Salespeople’s Linchpin Role: Salesperson Relational Incongruity and Its Impact on Sales Performance and Customer Ownership

Event Location / Date(s)

New Orleans, LA

Event Name / Location

Proceedings of the 2018 Academy of Marketing Science (AMS) Annual Conference

Presentation Date

5-24-2018

Document Type

Conference Presentation

Description

Given the increasing complexity of customer-salesperson relationships, salespeople face unprecedented pressures to acquire, retain, and build enduring customer relationships to enhance the firm’s bottom-line performance. In examining these growing pressures, this study introduces an original construct derived from the attention afforded to relationship selling, the relational incongruity that exists within the buyer-seller exchange. This research addresses the inimitable role of human and relational capital, exemplifying the salesperson’s role set as a crucial resource and cost to the firm. This study has strong theoretical implications that contribute to advancing the knowledge of sales and marketing literature. This timely and relevant research explores resource-advantage theory (Hunt and Morgan 1995) as the theoretical grounding to view salespeople as an essential component of human capital reinforcing the intangibility and psychological capital that is conspicuously absent from the firm’s balance sheet. Additionally, the research examines the strategic implications of a customer-oriented sales force through a conceptual model that is unique in its positioning of independent variables concurrently at the seller-customer and the seller-organizational interaction.
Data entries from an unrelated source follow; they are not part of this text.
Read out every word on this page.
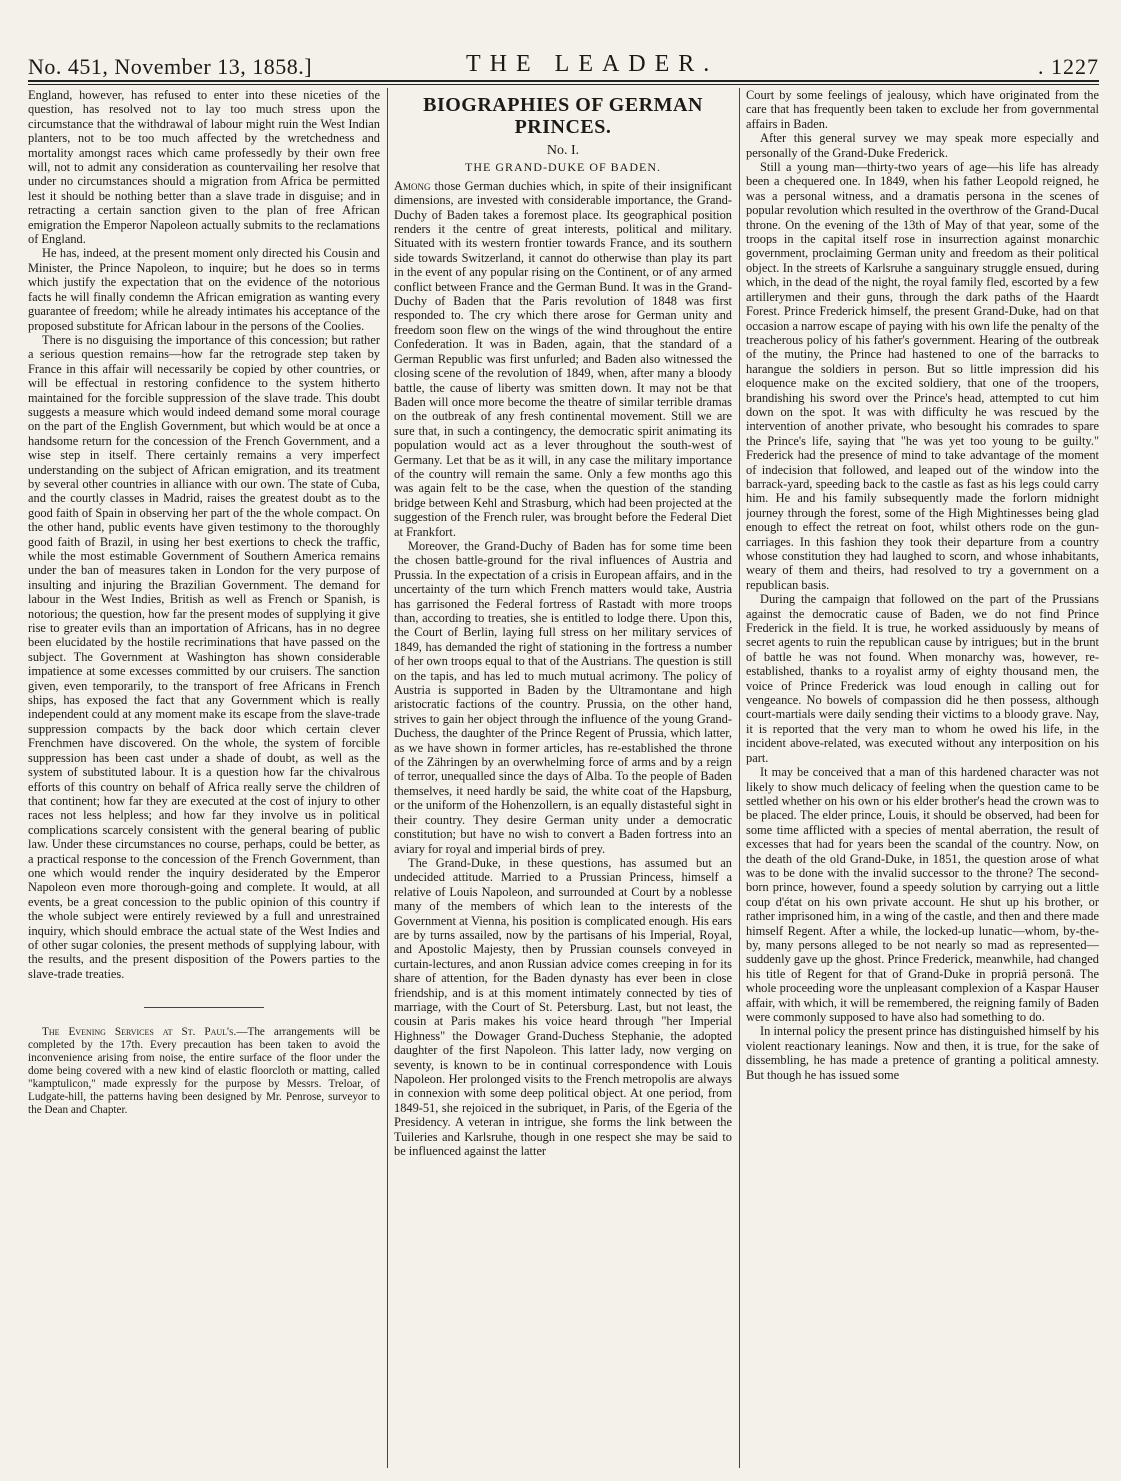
No. 451, November 13, 1858.]	THE LEADER.	. 1227

England, however, has refused to enter into these niceties of the question, has resolved not to lay too much stress upon the circumstance that the withdrawal of labour might ruin the West Indian planters, not to be too much affected by the wretchedness and mortality amongst races which came professedly by their own free will, not to admit any consideration as countervailing her resolve that under no circumstances should a migration from Africa be permitted lest it should be nothing better than a slave trade in disguise; and in retracting a certain sanction given to the plan of free African emigration the Emperor Napoleon actually submits to the reclamations of England.

He has, indeed, at the present moment only directed his Cousin and Minister, the Prince Napoleon, to inquire; but he does so in terms which justify the expectation that on the evidence of the notorious facts he will finally condemn the African emigration as wanting every guarantee of freedom; while he already intimates his acceptance of the proposed substitute for African labour in the persons of the Coolies.

There is no disguising the importance of this concession; but rather a serious question remains—how far the retrograde step taken by France in this affair will necessarily be copied by other countries, or will be effectual in restoring confidence to the system hitherto maintained for the forcible suppression of the slave trade. This doubt suggests a measure which would indeed demand some moral courage on the part of the English Government, but which would be at once a handsome return for the concession of the French Government, and a wise step in itself. There certainly remains a very imperfect understanding on the subject of African emigration, and its treatment by several other countries in alliance with our own. The state of Cuba, and the courtly classes in Madrid, raises the greatest doubt as to the good faith of Spain in observing her part of the the whole compact. On the other hand, public events have given testimony to the thoroughly good faith of Brazil, in using her best exertions to check the traffic, while the most estimable Government of Southern America remains under the ban of measures taken in London for the very purpose of insulting and injuring the Brazilian Government. The demand for labour in the West Indies, British as well as French or Spanish, is notorious; the question, how far the present modes of supplying it give rise to greater evils than an importation of Africans, has in no degree been elucidated by the hostile recriminations that have passed on the subject. The Government at Washington has shown considerable impatience at some excesses committed by our cruisers. The sanction given, even temporarily, to the transport of free Africans in French ships, has exposed the fact that any Government which is really independent could at any moment make its escape from the slave-trade suppression compacts by the back door which certain clever Frenchmen have discovered. On the whole, the system of forcible suppression has been cast under a shade of doubt, as well as the system of substituted labour. It is a question how far the chivalrous efforts of this country on behalf of Africa really serve the children of that continent; how far they are executed at the cost of injury to other races not less helpless; and how far they involve us in political complications scarcely consistent with the general bearing of public law. Under these circumstances no course, perhaps, could be better, as a practical response to the concession of the French Government, than one which would render the inquiry desiderated by the Emperor Napoleon even more thorough-going and complete. It would, at all events, be a great concession to the public opinion of this country if the whole subject were entirely reviewed by a full and unrestrained inquiry, which should embrace the actual state of the West Indies and of other sugar colonies, the present methods of supplying labour, with the results, and the present disposition of the Powers parties to the slave-trade treaties.

The Evening Services at St. Paul's.—The arrangements will be completed by the 17th. Every precaution has been taken to avoid the inconvenience arising from noise, the entire surface of the floor under the dome being covered with a new kind of elastic floorcloth or matting, called "kamptulicon," made expressly for the purpose by Messrs. Treloar, of Ludgate-hill, the patterns having been designed by Mr. Penrose, surveyor to the Dean and Chapter.

BIOGRAPHIES OF GERMAN PRINCES.
No. I.
THE GRAND-DUKE OF BADEN.

Among those German duchies which, in spite of their insignificant dimensions, are invested with considerable importance, the Grand-Duchy of Baden takes a foremost place. Its geographical position renders it the centre of great interests, political and military. Situated with its western frontier towards France, and its southern side towards Switzerland, it cannot do otherwise than play its part in the event of any popular rising on the Continent, or of any armed conflict between France and the German Bund. It was in the Grand-Duchy of Baden that the Paris revolution of 1848 was first responded to. The cry which there arose for German unity and freedom soon flew on the wings of the wind throughout the entire Confederation. It was in Baden, again, that the standard of a German Republic was first unfurled; and Baden also witnessed the closing scene of the revolution of 1849, when, after many a bloody battle, the cause of liberty was smitten down. It may not be that Baden will once more become the theatre of similar terrible dramas on the outbreak of any fresh continental movement. Still we are sure that, in such a contingency, the democratic spirit animating its population would act as a lever throughout the south-west of Germany. Let that be as it will, in any case the military importance of the country will remain the same. Only a few months ago this was again felt to be the case, when the question of the standing bridge between Kehl and Strasburg, which had been projected at the suggestion of the French ruler, was brought before the Federal Diet at Frankfort.

Moreover, the Grand-Duchy of Baden has for some time been the chosen battle-ground for the rival influences of Austria and Prussia. In the expectation of a crisis in European affairs, and in the uncertainty of the turn which French matters would take, Austria has garrisoned the Federal fortress of Rastadt with more troops than, according to treaties, she is entitled to lodge there. Upon this, the Court of Berlin, laying full stress on her military services of 1849, has demanded the right of stationing in the fortress a number of her own troops equal to that of the Austrians. The question is still on the tapis, and has led to much mutual acrimony. The policy of Austria is supported in Baden by the Ultramontane and high aristocratic factions of the country. Prussia, on the other hand, strives to gain her object through the influence of the young Grand-Duchess, the daughter of the Prince Regent of Prussia, which latter, as we have shown in former articles, has re-established the throne of the Zähringen by an overwhelming force of arms and by a reign of terror, unequalled since the days of Alba. To the people of Baden themselves, it need hardly be said, the white coat of the Hapsburg, or the uniform of the Hohenzollern, is an equally distasteful sight in their country. They desire German unity under a democratic constitution; but have no wish to convert a Baden fortress into an aviary for royal and imperial birds of prey.

The Grand-Duke, in these questions, has assumed but an undecided attitude. Married to a Prussian Princess, himself a relative of Louis Napoleon, and surrounded at Court by a noblesse many of the members of which lean to the interests of the Government at Vienna, his position is complicated enough. His ears are by turns assailed, now by the partisans of his Imperial, Royal, and Apostolic Majesty, then by Prussian counsels conveyed in curtain-lectures, and anon Russian advice comes creeping in for its share of attention, for the Baden dynasty has ever been in close friendship, and is at this moment intimately connected by ties of marriage, with the Court of St. Petersburg. Last, but not least, the cousin at Paris makes his voice heard through "her Imperial Highness" the Dowager Grand-Duchess Stephanie, the adopted daughter of the first Napoleon. This latter lady, now verging on seventy, is known to be in continual correspondence with Louis Napoleon. Her prolonged visits to the French metropolis are always in connexion with some deep political object. At one period, from 1849-51, she rejoiced in the subriquet, in Paris, of the Egeria of the Presidency. A veteran in intrigue, she forms the link between the Tuileries and Karlsruhe, though in one respect she may be said to be influenced against the latter

Court by some feelings of jealousy, which have originated from the care that has frequently been taken to exclude her from governmental affairs in Baden.

After this general survey we may speak more especially and personally of the Grand-Duke Frederick.

Still a young man—thirty-two years of age—his life has already been a chequered one. In 1849, when his father Leopold reigned, he was a personal witness, and a dramatis persona in the scenes of popular revolution which resulted in the overthrow of the Grand-Ducal throne. On the evening of the 13th of May of that year, some of the troops in the capital itself rose in insurrection against monarchic government, proclaiming German unity and freedom as their political object. In the streets of Karlsruhe a sanguinary struggle ensued, during which, in the dead of the night, the royal family fled, escorted by a few artillerymen and their guns, through the dark paths of the Haardt Forest. Prince Frederick himself, the present Grand-Duke, had on that occasion a narrow escape of paying with his own life the penalty of the treacherous policy of his father's government. Hearing of the outbreak of the mutiny, the Prince had hastened to one of the barracks to harangue the soldiers in person. But so little impression did his eloquence make on the excited soldiery, that one of the troopers, brandishing his sword over the Prince's head, attempted to cut him down on the spot. It was with difficulty he was rescued by the intervention of another private, who besought his comrades to spare the Prince's life, saying that "he was yet too young to be guilty." Frederick had the presence of mind to take advantage of the moment of indecision that followed, and leaped out of the window into the barrack-yard, speeding back to the castle as fast as his legs could carry him. He and his family subsequently made the forlorn midnight journey through the forest, some of the High Mightinesses being glad enough to effect the retreat on foot, whilst others rode on the gun-carriages. In this fashion they took their departure from a country whose constitution they had laughed to scorn, and whose inhabitants, weary of them and theirs, had resolved to try a government on a republican basis.

During the campaign that followed on the part of the Prussians against the democratic cause of Baden, we do not find Prince Frederick in the field. It is true, he worked assiduously by means of secret agents to ruin the republican cause by intrigues; but in the brunt of battle he was not found. When monarchy was, however, re-established, thanks to a royalist army of eighty thousand men, the voice of Prince Frederick was loud enough in calling out for vengeance. No bowels of compassion did he then possess, although court-martials were daily sending their victims to a bloody grave. Nay, it is reported that the very man to whom he owed his life, in the incident above-related, was executed without any interposition on his part.

It may be conceived that a man of this hardened character was not likely to show much delicacy of feeling when the question came to be settled whether on his own or his elder brother's head the crown was to be placed. The elder prince, Louis, it should be observed, had been for some time afflicted with a species of mental aberration, the result of excesses that had for years been the scandal of the country. Now, on the death of the old Grand-Duke, in 1851, the question arose of what was to be done with the invalid successor to the throne? The second-born prince, however, found a speedy solution by carrying out a little coup d'état on his own private account. He shut up his brother, or rather imprisoned him, in a wing of the castle, and then and there made himself Regent. After a while, the locked-up lunatic—whom, by-the-by, many persons alleged to be not nearly so mad as represented—suddenly gave up the ghost. Prince Frederick, meanwhile, had changed his title of Regent for that of Grand-Duke in propriâ personâ. The whole proceeding wore the unpleasant complexion of a Kaspar Hauser affair, with which, it will be remembered, the reigning family of Baden were commonly supposed to have also had something to do.

In internal policy the present prince has distinguished himself by his violent reactionary leanings. Now and then, it is true, for the sake of dissembling, he has made a pretence of granting a political amnesty. But though he has issued some
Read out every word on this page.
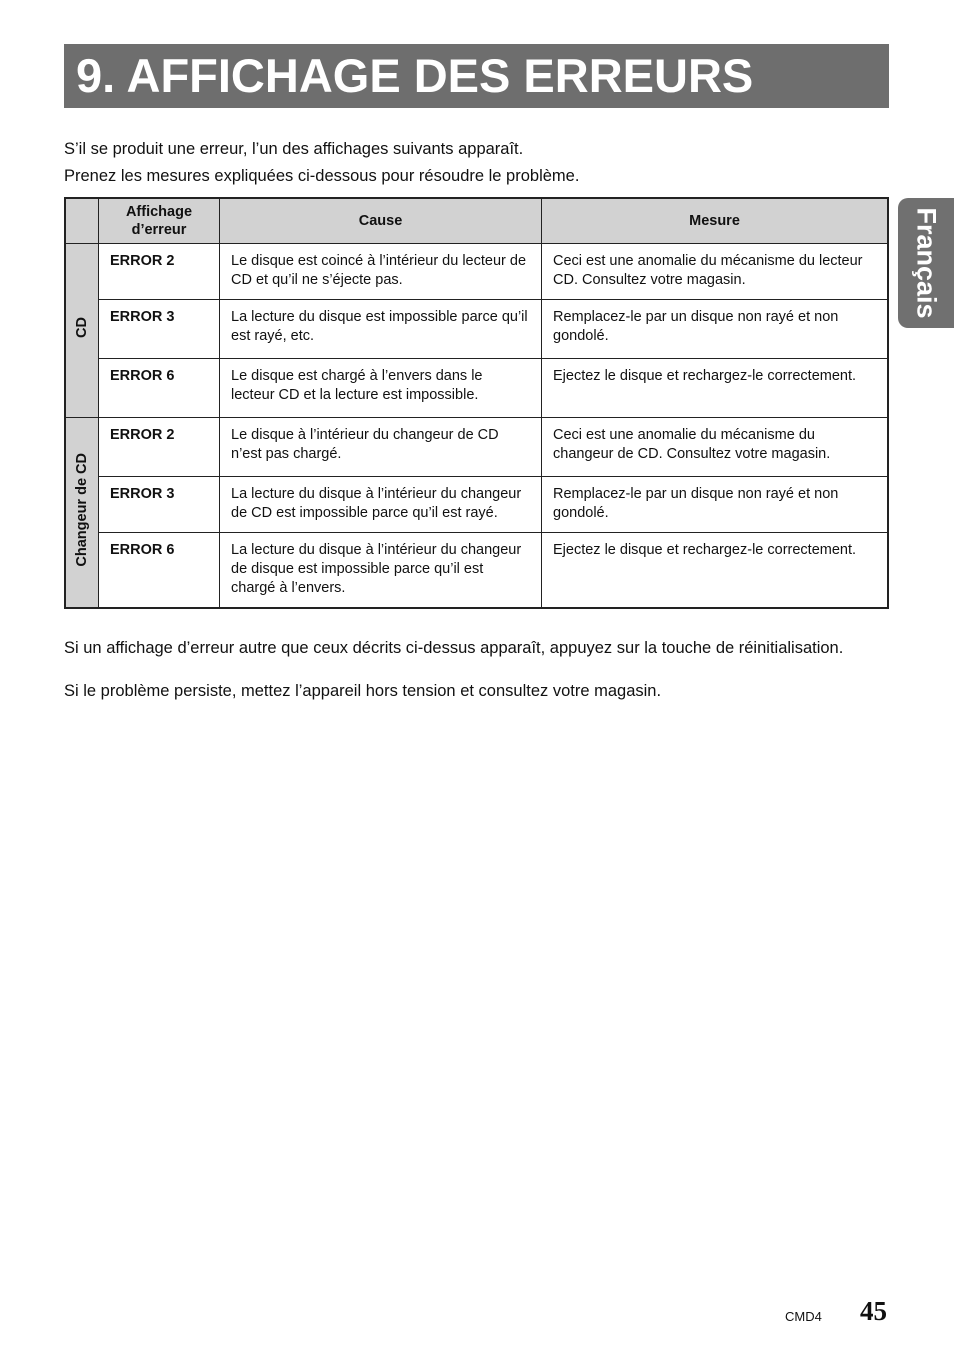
9. AFFICHAGE DES ERREURS
Français

S’il se produit une erreur, l’un des affichages suivants apparaît.

Prenez les mesures expliquées ci-dessous pour résoudre le problème.

	Affichage d’erreur	Cause	Mesure
CD	ERROR 2	Le disque est coincé à l’intérieur du lecteur de CD et qu’il ne s’éjecte pas.	Ceci est une anomalie du mécanisme du lecteur CD. Consultez votre magasin.
	ERROR 3	La lecture du disque est impossible parce qu’il est rayé, etc.	Remplacez-le par un disque non rayé et non gondolé.
	ERROR 6	Le disque est chargé à l’envers dans le lecteur CD et la lecture est impossible.	Ejectez le disque et rechargez-le correctement.
Changeur de CD	ERROR 2	Le disque à l’intérieur du changeur de CD n’est pas chargé.	Ceci est une anomalie du mécanisme du changeur de CD. Consultez votre magasin.
	ERROR 3	La lecture du disque à l’intérieur du changeur de CD est impossible parce qu’il est rayé.	Remplacez-le par un disque non rayé et non gondolé.
	ERROR 6	La lecture du disque à l’intérieur du changeur de disque est impossible parce qu’il est chargé à l’envers.	Ejectez le disque et rechargez-le correctement.

Si un affichage d’erreur autre que ceux décrits ci-dessus apparaît, appuyez sur la touche de réinitialisation.

Si le problème persiste, mettez l’appareil hors tension et consultez votre magasin.

CMD4 45
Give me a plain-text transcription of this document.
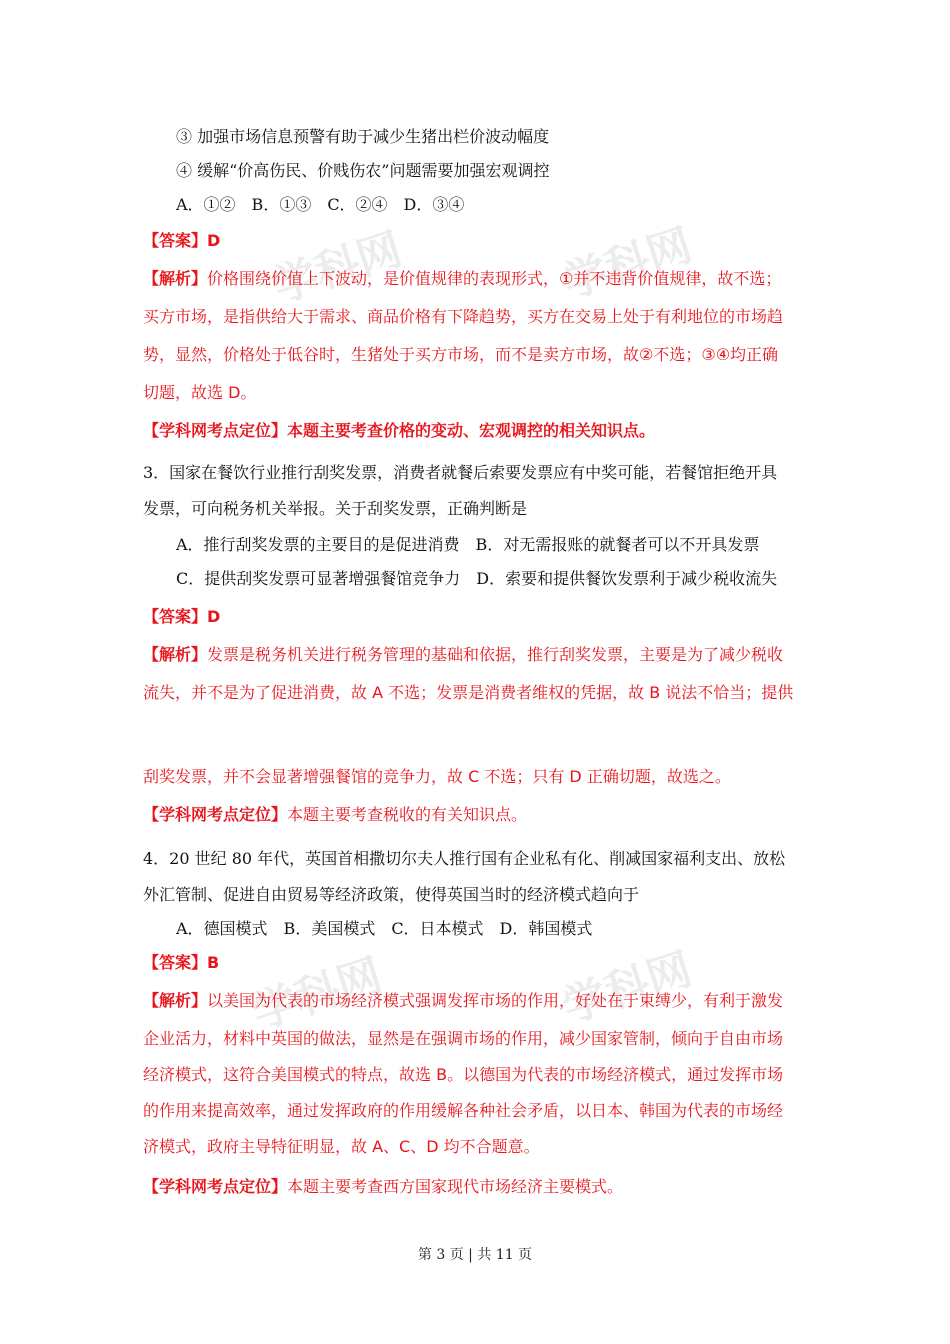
学科网	学科网
学科网	学科网
③ 加强市场信息预警有助于减少生猪出栏价波动幅度
④ 缓解“价高伤民、价贱伤农”问题需要加强宏观调控
A．①②　B．①③　C．②④　D．③④
【答案】D
【解析】价格围绕价值上下波动，是价值规律的表现形式，①并不违背价值规律，故不选；
买方市场，是指供给大于需求、商品价格有下降趋势，买方在交易上处于有利地位的市场趋
势，显然，价格处于低谷时，生猪处于买方市场，而不是卖方市场，故②不选；③④均正确
切题，故选 D。
【学科网考点定位】本题主要考查价格的变动、宏观调控的相关知识点。
3．国家在餐饮行业推行刮奖发票，消费者就餐后索要发票应有中奖可能，若餐馆拒绝开具
发票，可向税务机关举报。关于刮奖发票，正确判断是
A．推行刮奖发票的主要目的是促进消费　B．对无需报账的就餐者可以不开具发票
C．提供刮奖发票可显著增强餐馆竞争力　D．索要和提供餐饮发票利于减少税收流失
【答案】D
【解析】发票是税务机关进行税务管理的基础和依据，推行刮奖发票，主要是为了减少税收
流失，并不是为了促进消费，故 A 不选；发票是消费者维权的凭据，故 B 说法不恰当；提供
刮奖发票，并不会显著增强餐馆的竞争力，故 C 不选；只有 D 正确切题，故选之。
【学科网考点定位】本题主要考查税收的有关知识点。
4．20 世纪 80 年代，英国首相撒切尔夫人推行国有企业私有化、削减国家福利支出、放松
外汇管制、促进自由贸易等经济政策，使得英国当时的经济模式趋向于
A．德国模式　B．美国模式　C．日本模式　D．韩国模式
【答案】B
【解析】以美国为代表的市场经济模式强调发挥市场的作用，好处在于束缚少，有利于激发
企业活力，材料中英国的做法，显然是在强调市场的作用，减少国家管制，倾向于自由市场
经济模式，这符合美国模式的特点，故选 B。以德国为代表的市场经济模式，通过发挥市场
的作用来提高效率，通过发挥政府的作用缓解各种社会矛盾，以日本、韩国为代表的市场经
济模式，政府主导特征明显，故 A、C、D 均不合题意。
【学科网考点定位】本题主要考查西方国家现代市场经济主要模式。
第 3 页 | 共 11 页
The insights into how customer orientation and customer ownership influences sales performance directly tie the importance of salespeople to a firm’s market position and performance. Empirical testing of the conceptual model supports the impact of relational incongruity on customer ownership and salespeople’s performance. The critical part of this research from the managerial side is that it provides a clearer understanding of how salespeople influence the extremely complex and ever-changing firm-salespeople-customer relationship. This clearer understanding helps organizations to understand how their salespeople act as a boundary spanner and a linchpin resource that provides a competitive advantage within the marketplace. These findings also assist sales organizations’ understanding of their unique ability to develop human capital, i.e., salespeople as a resource.